Greek Street #1
Review by Paul Steven Brown
"Book One: Blood Calls for Blood, Part One: The Monster of Greek Street"
Writer: Peter Milligan
Artist: Davide Gianfelice
Colorist: Patricia Mulvihill
Letterer: Clem Robins
Editors: Will Dennis & Mark Doyle
Published by DC Comics/Vertigo
I’ve got to hand it to DC Comic’s Vertigo imprint, they doing what they can to bring readers to their books. For the last few years, the company has been pricing the first volume of a series collected edition at $9.99. That usually works out at to $2.00 per issue and hard to pass up. Subsequent volumes tend to fall into the $14.99 price range, but once you’re hooked, and an obsessive compulsive comic book fan, it can be hard to not see a story to its completion.
Lately, Vertigo has begun to use this “cheap first taste” strategy on their new monthly titles. When the imprint released the first issue of Mike Carey’s The Unwritten a few months ago, it was priced at $1.00. Let me type that again: $1.00! Oh, and it had 40 pages instead of the standard 32. That’s hard to pass up if you are even mildly interested. Apparently it worked, because a second printing of The Unwritten #1 came out this week, but now at $1.99. The following issues are regularly priced at $2.99, but that budget busting first issue, will have done its job of getting more people than usual to at least take a peek.
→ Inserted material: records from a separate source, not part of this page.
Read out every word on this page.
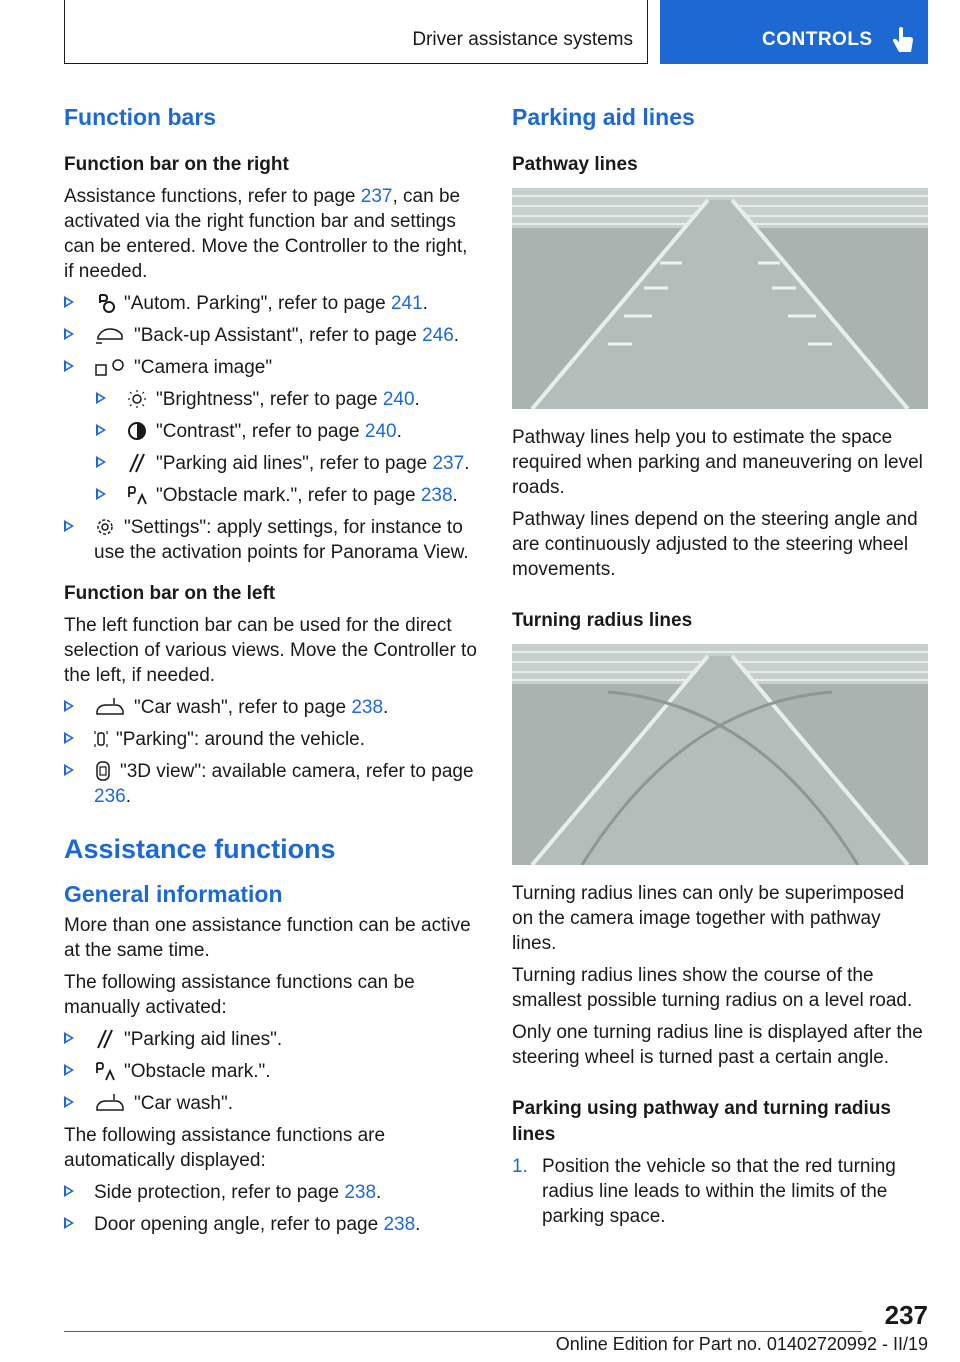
Driver assistance systems	CONTROLS
Function bars
Function bar on the right

Assistance functions, refer to page 237, can be activated via the right function bar and settings can be entered. Move the Controller to the right, if needed.

"Autom. Parking", refer to page 241.
"Back-up Assistant", refer to page 246.
"Camera image"
"Brightness", refer to page 240.
"Contrast", refer to page 240.
"Parking aid lines", refer to page 237.
"Obstacle mark.", refer to page 238.
"Settings": apply settings, for instance to use the activation points for Panorama View.
Function bar on the left

The left function bar can be used for the direct selection of various views. Move the Controller to the left, if needed.

"Car wash", refer to page 238.
"Parking": around the vehicle.
"3D view": available camera, refer to page 236.
Assistance functions
General information

More than one assistance function can be active at the same time.

The following assistance functions can be manually activated:

"Parking aid lines".
"Obstacle mark.".
"Car wash".

The following assistance functions are automatically displayed:

Side protection, refer to page 238.
Door opening angle, refer to page 238.
Parking aid lines
Pathway lines

Pathway lines help you to estimate the space required when parking and maneuvering on level roads.

Pathway lines depend on the steering angle and are continuously adjusted to the steering wheel movements.

Turning radius lines

Turning radius lines can only be superimposed on the camera image together with pathway lines.

Turning radius lines show the course of the smallest possible turning radius on a level road.

Only one turning radius line is displayed after the steering wheel is turned past a certain angle.

Parking using pathway and turning radius lines
1. Position the vehicle so that the red turning radius line leads to within the limits of the parking space.
237
Online Edition for Part no. 01402720992 - II/19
Vertigo’s newest baby, Greek Street, is getting a similar launch: 40 pages for only $1.00. It’s got a compelling concept, too, and that never hurts. Writer Peter Milligan (no stranger to the Vertigo line – see Shade the Changing Man), has decided to recast the characters and plots of ancient Greek tragedies in the clothes of street level mobsters and hooligans. It works because those old stories by Homer, Aeschylus, Sophocles, and Euripides all lend themselves to tragedy and shine the light on the dark areas of the human soul.
This book if for mature audiences and I can’t stress that enough. The role of a chorus is performed by very naked strippers throughout the issue. If you know anything about Oedipus, then you already know what unfortunate and shocking fate awaits the character of Eddie. Plus with any hardboiled story involving gangster and criminals, there’s a substantial amount of violence. Still, all this mayhem is perfectly suited for ancient Greek tragedies.
Davide Gianfelice’s art is perfectly suited for the material. It has a very urban feel and would sit nicely next to the styles of Howard Chaykin, Rick Leonardi, Eduardo Risso, and Frank Miller’s pencil work. His characters are very dramatic, but given the source material, this is very understandable. Patricia Mulvihill’s color pallete is fairly dark and muted, but it adds to the raw, gritty vibe of the book.
Greek Street #1 is a great start to what promises to be a dark and dramatic book. Milligan and Gianfelice get right in your face with the first page and you’ll feel a little sullied by the completion of the issue, but that’s part of the point. It’s not the modern spin that will leave you feeling grimy; it’s that “classic” and “revered” source material that will have its way with you. For a dollar, that’s a hell of a bargain for a wild reading experience.
Rating: 7 out of 10 (Above Average)
Reviews tagged
DC Comics,
Greek Street,
Vertigo Comics 




Reader Comments (1)
Eddie...Oedipus...I get it. Wait, I don't. Why aren't these stories done with us? Is this a commentary that we haven't moved past this phase since the dawn of society? Is it just a reason to exhibit torture, incest and other violence? I'll keep reading it for a couple more issues but maybe it's Millgan's writing that hasn't grown up.